Be careful of any exclusion diets where you stop eating large food groups. Lupus is an active autoimmune disease and you need all the nutrients that a well-balanced diet will provide. Consult a dietitian if you need more specific advice.

Too much ultraviolet light can cause a rash and flare-ups of symptoms in the internal organs. Bear this in mind when you choose a holiday destination and talk to your rheumatology nurse specialist or dermatologist if you’re in doubt. When you’re outside, use the following tips:
• Keep out of the midday sun and wear a hat.
• Cover your skin or use a sun-blocking cream, SPF 50 or greater. You can also buy tinted high-factor sun creams that can be used as foundation make-up.
• Avoid sitting under sun umbrellas on a paved area because the sunlight will be reflected onto your face.
Raynaud’s phenomenon
If you experience symptoms of Raynaud’s phenomenon in your hands or feet, make sure you dress suitably for cold weather. Smoking is bad for your circulation and is likely to make your symptoms worse. Regular exercise will improve your circulation.

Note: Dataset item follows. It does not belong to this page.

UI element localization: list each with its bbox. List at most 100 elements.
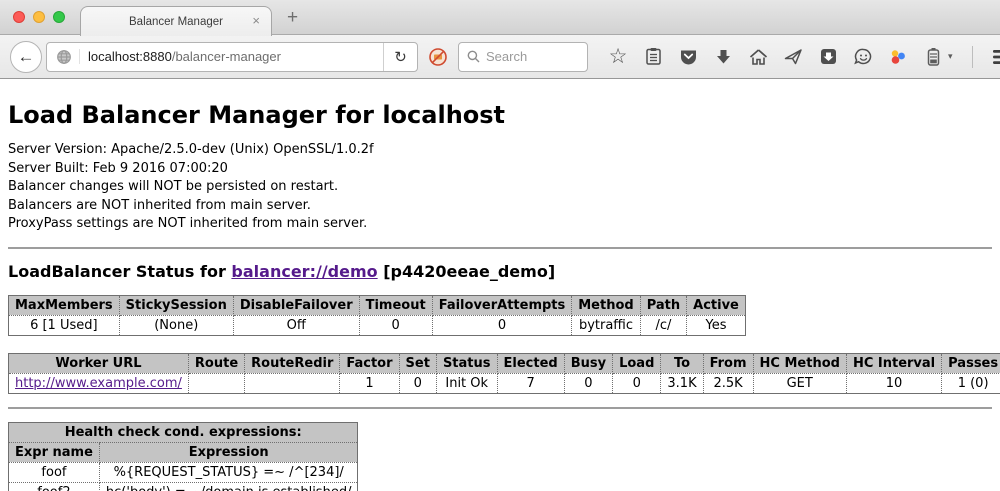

Even if it doesn’t affect the course of your condition, emotional stress can make it seem worse. Learn how to manage any stress in your life. Your doctor may be able to refer you to a psychologist who can help with coping strategies.

Meeting others with lupus
Lupus is a difficult condition to live with and throws up many challenges, especially during periods of life when you may need more energy. Meeting others with lupus doesn’t necessarily remove these challenges but it can help you to cope with them by sharing your thoughts and concerns with someone who understands. You may meet people through an education program or patient support groups.

If you have lupus you should use contraceptive pills that contain only progesterone or low-dose estrogen, or consider physical/barrier methods of contraception. This is because estrogen can increase the chances of a flare-up.
Hormone replacement therapy (HRT)
It’s safe to use HRT for short periods if symptoms of the menopause are severe and your lupus is otherwise well controlled.